Bagian Sepuluh
Bukan Arella namanya kalau nggak batu garis miring keras kepala garis miring susah dibilangin garis miring otak bebel.
Arella menghentakkan kakinya beberapa kali dengan kesal ke lantai, berjalan dengan emosi meletup-letup kala memikirkan apa yang barusan saja ia katakan kepada Ferrel. Ia tidak berpikir kalau dampaknya bakalan langsung terjadi begitu ia melangkah pergi. Arella menyesal dengan perkataannya sendiri dan mengacak-acak rambutnya dengan gerakkan frustasi begitu sampai di kelas.
Sedang direlung kesal akan perlakuannya sendiri, ponselnya terus saja bergetar dan berdering mengganggu, membuat kepalanya semakin pusing tak tertahan. Tangannya dengan kesal mengambil ponselnya dari dalam saku untuk menghentikan suara yang kelewat mengganggunya kala sedang emosi. Telepon masuk dan notifikasi.
Marissa: lo dimana? kok ngilang?
Arella menghembuskan napasnya kasar.
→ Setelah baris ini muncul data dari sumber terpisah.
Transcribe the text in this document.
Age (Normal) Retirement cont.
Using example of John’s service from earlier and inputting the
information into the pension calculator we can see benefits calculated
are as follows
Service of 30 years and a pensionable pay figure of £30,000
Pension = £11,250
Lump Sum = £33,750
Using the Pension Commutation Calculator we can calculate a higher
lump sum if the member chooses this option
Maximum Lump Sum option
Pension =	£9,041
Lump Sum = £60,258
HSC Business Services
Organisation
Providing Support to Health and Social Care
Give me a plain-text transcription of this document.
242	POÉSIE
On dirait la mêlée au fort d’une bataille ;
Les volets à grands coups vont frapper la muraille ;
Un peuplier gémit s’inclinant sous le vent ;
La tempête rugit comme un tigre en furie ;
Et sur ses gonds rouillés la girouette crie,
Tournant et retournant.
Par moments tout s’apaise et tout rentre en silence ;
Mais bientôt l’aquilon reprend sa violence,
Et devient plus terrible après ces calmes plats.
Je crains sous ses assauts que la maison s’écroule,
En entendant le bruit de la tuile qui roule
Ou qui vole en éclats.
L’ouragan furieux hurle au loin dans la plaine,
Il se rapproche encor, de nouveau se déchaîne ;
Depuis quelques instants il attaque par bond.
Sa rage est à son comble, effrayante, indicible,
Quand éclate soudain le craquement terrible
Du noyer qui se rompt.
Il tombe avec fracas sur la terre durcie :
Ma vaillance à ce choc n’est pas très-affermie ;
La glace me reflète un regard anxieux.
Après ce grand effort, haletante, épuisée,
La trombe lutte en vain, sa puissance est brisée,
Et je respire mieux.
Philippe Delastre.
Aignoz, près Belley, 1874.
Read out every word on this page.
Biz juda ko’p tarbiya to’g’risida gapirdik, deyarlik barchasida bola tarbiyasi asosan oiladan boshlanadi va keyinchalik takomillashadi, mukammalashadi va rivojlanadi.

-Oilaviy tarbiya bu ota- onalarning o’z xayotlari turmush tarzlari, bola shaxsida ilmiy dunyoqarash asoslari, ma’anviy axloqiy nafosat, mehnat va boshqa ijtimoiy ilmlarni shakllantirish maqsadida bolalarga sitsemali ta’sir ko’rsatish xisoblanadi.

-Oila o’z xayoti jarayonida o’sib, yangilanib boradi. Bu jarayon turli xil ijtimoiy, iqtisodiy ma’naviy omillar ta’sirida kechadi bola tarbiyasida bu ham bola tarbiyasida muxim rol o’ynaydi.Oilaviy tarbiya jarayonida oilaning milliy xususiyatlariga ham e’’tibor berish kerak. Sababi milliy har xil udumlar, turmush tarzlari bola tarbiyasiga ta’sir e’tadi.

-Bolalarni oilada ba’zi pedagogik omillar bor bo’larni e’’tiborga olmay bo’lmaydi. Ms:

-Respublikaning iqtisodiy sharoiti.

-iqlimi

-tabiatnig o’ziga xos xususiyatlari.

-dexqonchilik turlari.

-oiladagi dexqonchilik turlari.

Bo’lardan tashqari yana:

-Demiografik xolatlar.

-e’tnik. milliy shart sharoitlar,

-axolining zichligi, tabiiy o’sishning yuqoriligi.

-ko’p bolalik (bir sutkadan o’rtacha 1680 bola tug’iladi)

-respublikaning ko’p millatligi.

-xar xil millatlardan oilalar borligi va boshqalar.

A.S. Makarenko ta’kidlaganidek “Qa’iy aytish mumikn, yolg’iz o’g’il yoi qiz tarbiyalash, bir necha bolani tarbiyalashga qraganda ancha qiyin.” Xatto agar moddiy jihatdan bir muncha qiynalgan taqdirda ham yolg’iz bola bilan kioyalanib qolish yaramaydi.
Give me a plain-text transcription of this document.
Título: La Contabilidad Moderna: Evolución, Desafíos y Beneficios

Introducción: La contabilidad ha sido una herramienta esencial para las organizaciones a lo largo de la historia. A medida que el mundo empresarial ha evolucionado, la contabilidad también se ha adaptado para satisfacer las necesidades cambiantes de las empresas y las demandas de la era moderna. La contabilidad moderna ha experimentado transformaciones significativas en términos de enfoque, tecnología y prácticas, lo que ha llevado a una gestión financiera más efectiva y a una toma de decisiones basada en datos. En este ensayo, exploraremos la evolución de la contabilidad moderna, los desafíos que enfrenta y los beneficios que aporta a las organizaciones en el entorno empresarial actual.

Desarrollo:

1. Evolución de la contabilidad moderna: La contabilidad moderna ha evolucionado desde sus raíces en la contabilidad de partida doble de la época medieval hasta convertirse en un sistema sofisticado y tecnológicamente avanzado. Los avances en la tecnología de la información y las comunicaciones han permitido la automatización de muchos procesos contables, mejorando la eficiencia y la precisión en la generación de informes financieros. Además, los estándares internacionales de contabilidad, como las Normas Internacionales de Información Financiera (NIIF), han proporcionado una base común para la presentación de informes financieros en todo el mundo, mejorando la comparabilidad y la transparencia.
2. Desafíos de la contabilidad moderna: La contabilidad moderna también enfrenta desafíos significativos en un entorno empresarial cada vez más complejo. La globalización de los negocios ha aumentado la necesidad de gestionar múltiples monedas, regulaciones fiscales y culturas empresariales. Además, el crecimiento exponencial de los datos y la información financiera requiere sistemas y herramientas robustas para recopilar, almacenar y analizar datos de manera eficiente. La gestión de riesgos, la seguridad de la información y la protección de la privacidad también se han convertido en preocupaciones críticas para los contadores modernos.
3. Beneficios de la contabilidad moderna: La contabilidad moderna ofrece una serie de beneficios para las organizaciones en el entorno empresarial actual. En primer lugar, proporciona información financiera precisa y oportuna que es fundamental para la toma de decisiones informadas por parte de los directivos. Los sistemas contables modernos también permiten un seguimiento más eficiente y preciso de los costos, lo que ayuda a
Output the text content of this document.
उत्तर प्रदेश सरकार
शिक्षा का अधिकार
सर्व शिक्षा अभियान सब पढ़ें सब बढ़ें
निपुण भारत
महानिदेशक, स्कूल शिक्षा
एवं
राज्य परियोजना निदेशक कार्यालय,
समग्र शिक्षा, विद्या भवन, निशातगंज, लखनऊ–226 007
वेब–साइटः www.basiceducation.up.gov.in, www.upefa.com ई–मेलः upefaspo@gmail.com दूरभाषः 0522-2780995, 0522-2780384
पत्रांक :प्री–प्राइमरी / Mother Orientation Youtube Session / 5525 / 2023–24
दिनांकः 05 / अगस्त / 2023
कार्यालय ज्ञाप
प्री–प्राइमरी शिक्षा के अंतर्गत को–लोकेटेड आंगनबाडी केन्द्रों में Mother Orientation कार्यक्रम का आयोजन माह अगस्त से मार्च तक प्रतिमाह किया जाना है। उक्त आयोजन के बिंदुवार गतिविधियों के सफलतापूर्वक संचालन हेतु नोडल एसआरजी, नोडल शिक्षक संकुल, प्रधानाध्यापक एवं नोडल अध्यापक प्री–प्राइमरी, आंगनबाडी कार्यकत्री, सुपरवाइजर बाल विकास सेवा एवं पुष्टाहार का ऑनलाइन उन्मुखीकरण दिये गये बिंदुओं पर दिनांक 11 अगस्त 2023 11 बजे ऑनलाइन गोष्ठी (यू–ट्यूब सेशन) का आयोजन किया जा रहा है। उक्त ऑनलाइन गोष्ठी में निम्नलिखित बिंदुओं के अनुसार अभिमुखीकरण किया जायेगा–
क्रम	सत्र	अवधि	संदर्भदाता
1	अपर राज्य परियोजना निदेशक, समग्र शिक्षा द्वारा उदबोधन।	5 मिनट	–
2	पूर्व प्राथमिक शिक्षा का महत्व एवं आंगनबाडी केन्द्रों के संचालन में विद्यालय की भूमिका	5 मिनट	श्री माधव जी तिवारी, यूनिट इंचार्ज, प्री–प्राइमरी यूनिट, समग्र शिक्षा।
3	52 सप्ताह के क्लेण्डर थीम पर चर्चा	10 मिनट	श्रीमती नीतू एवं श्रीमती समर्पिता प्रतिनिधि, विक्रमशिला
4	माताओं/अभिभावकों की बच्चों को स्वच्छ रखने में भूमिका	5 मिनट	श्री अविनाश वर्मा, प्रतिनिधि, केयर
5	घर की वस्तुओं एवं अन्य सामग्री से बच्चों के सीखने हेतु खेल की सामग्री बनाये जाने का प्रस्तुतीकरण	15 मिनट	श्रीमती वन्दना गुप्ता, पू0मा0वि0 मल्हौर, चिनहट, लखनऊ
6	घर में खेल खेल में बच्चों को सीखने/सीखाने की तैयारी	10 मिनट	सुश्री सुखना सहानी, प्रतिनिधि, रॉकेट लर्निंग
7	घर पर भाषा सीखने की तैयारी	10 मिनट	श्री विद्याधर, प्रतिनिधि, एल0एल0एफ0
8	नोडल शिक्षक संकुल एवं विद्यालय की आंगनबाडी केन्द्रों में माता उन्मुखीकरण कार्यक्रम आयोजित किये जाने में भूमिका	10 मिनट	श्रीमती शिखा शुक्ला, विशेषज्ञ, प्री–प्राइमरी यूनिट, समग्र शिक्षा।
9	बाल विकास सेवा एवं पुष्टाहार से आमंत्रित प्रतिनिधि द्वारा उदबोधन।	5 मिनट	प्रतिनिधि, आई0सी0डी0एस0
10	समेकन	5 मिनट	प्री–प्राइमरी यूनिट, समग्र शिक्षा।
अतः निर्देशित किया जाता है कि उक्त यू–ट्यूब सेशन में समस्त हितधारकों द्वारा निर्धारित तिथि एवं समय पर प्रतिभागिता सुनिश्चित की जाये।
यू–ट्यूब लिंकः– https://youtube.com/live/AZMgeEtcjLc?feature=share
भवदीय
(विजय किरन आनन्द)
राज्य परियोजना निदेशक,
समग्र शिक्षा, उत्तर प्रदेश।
Ia lupa kalau tadi dirinya berjalan menuju kantin selepas upacara selesai bersama teman-teman barunya dan terpaksa meninggalkan mereka begitu saja karena ada orang gila yang menariknya secara paksa dan membuat kesabarannya habis.
Arella: kelas. sorry gue lg pusing jd gue duluan.
Begitu selesai, langsung saja Arella memasukkan ponselnya ke kolong meja saking kesalnya.
Arella memandang lurus ke depan saat tubuhnya sudah tersandar di kepala kursi, menatap dengan kosong entah apa kala pikirannya melayang kemana-mana.
Jam tangan dari Papa gimana.. batin Arella.
Dalam hati, ia merutuki dirinya sendiri yang berlaku gegabah dan menyesal. Tapi, di satu sisi ia merasa kalau marah adalah emosi yang normal saat dirinya diperlakukan seperti itu. Hanya saja, ia menyesali mulutnya sendiri yang menyerahkan jam tangannya.
Haruskah ia menyesali perbuatan yang telah dilakukannya?
***
Ferrel dari tadi diam saja. Kelakuannya yang seperti biasa, diam dan tak bersuara kecuali merasa benar-benar dibutuhkan untuk mengeluarkan suara, tetapi entah mengapa kali ini berhasil membuat ketiga sahabatnya kelimpungan sendiri.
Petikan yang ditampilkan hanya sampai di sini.